Data Structures for AI

A beginner-first data-structures chapter that starts with a list scan, then teaches inverted indexes, heaps, queues, and caches through one support-search story.

15 min read
Learning path
Step 4 of 155 in the full curriculum
MPS & Metal for ML on MacSQL and Data Modeling

Data structures decide what an AI system can find, update, rank, and reuse quickly. If the structure matches the operation, a support bot can jump to the right help article, a background worker can process jobs in order, and a retrieval cache can reuse ranked document IDs without serving stale results.

Imagine a customer opens a support chat and types:

refund email

Behind the scenes, the company has thousands of help articles. The system can't read each article from start to finish under a tight latency budget. It needs a way to jump straight to the handful of articles that mention those words.

That jump is the job of a data structure. The NumPy lesson taught you that arrays and tensors are good when position is the whole story: if you know row 2, column 1, you can land on the value instantly. The CUDA and MPS chapters then showed where those tensors execute. This chapter answers the next systems question: what if your lookup doesn't start with a position? What if it starts with a word like refund, a repeated query like refund email, or a stream of jobs waiting to be processed?

Production AI products don't use one data structure for every job. A lexical retriever can index terms, an ingestion worker can queue jobs, and a retrieval cache can reuse ranked IDs only while their source documents remain current. Each structure exists because a particular operation repeats.

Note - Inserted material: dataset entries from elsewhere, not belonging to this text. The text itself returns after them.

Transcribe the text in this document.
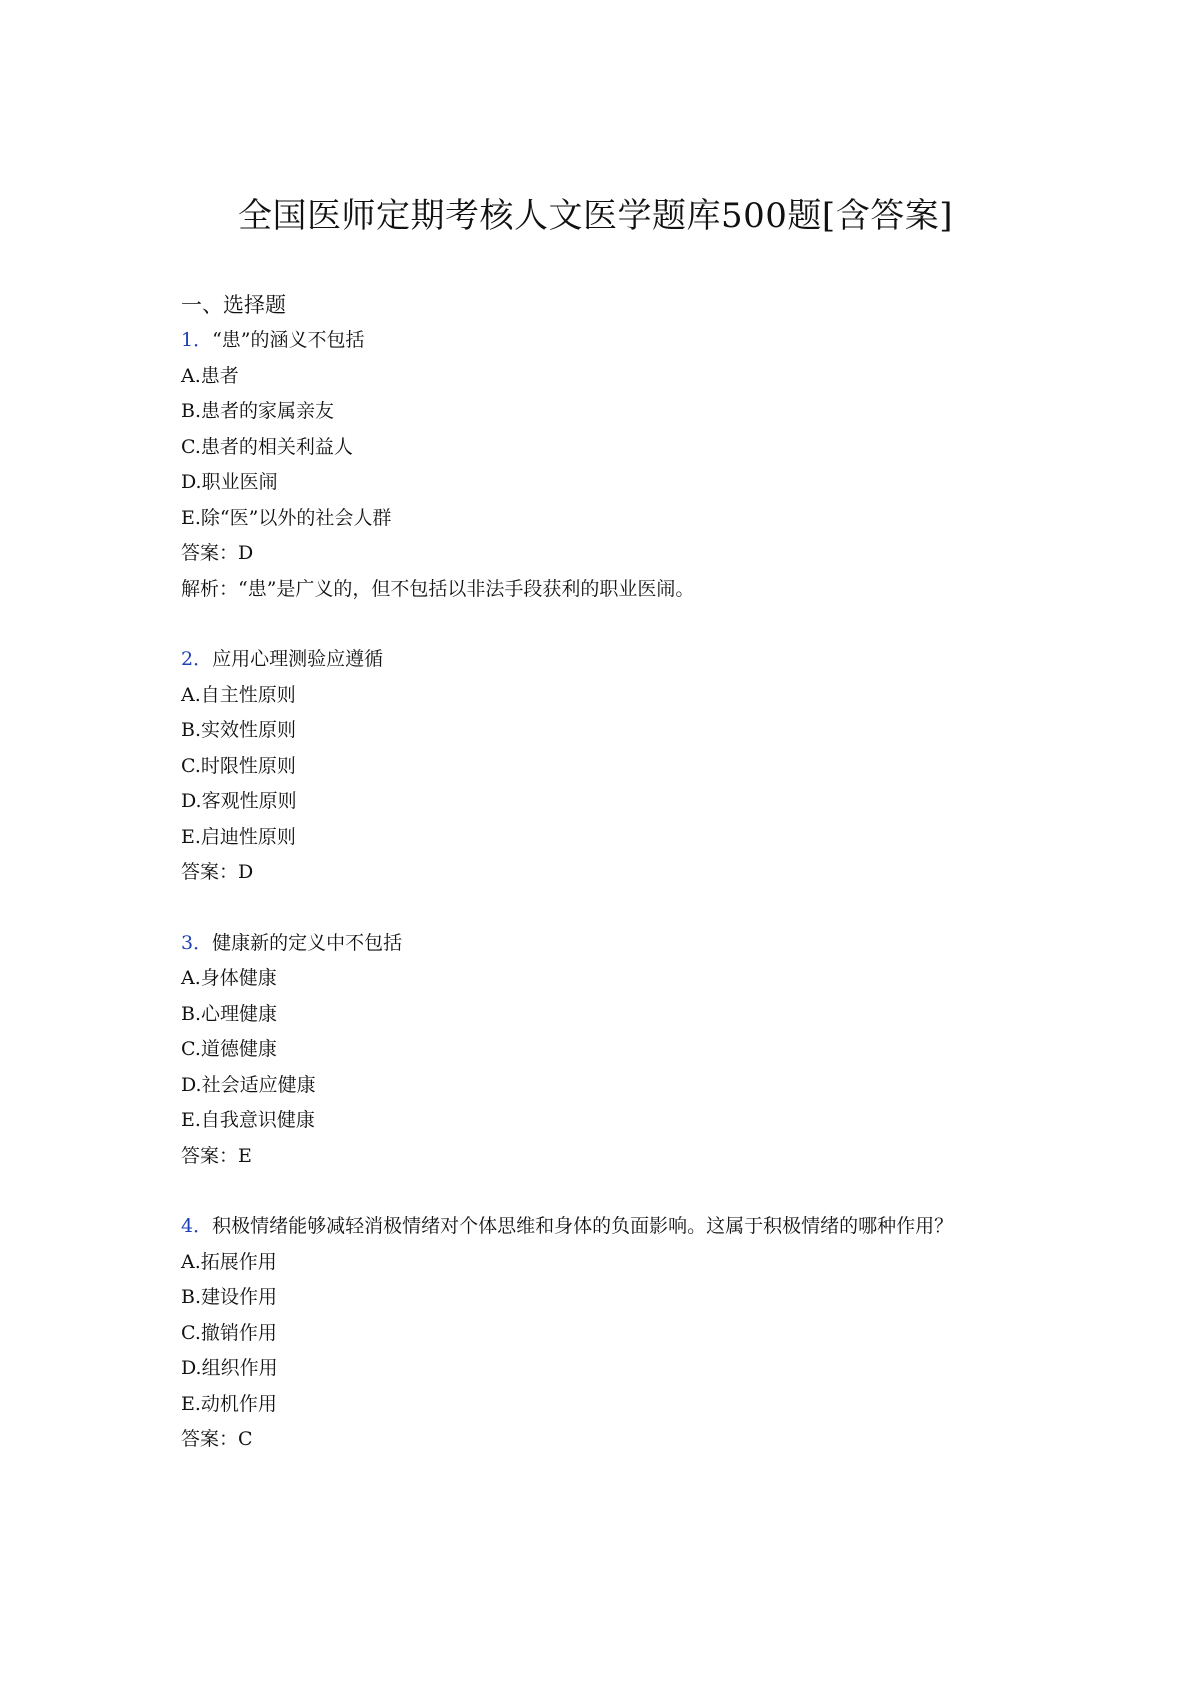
全国医师定期考核人文医学题库500题[含答案]
一、选择题
1．“患”的涵义不包括
A.患者
B.患者的家属亲友
C.患者的相关利益人
D.职业医闹
E.除“医”以外的社会人群
答案：D
解析：“患”是广义的，但不包括以非法手段获利的职业医闹。
2．应用心理测验应遵循
A.自主性原则
B.实效性原则
C.时限性原则
D.客观性原则
E.启迪性原则
答案：D
3．健康新的定义中不包括
A.身体健康
B.心理健康
C.道德健康
D.社会适应健康
E.自我意识健康
答案：E
4．积极情绪能够减轻消极情绪对个体思维和身体的负面影响。这属于积极情绪的哪种作用？
A.拓展作用
B.建设作用
C.撤销作用
D.组织作用
E.动机作用
答案：C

Picking a structure by the operation it must serve

Keep one question in mind: what operation must this structure serve?

  • Do I need ordered items?
  • Do I need exact lookup by key?
  • Do I need uniqueness?
  • Do I need the best few results?
  • Do I need first-in, first-out (FIFO) work?
  • Do I need to reuse previous results safely?

That is the real skill behind data structures. You are not memorizing names. You are matching an operation to a shape.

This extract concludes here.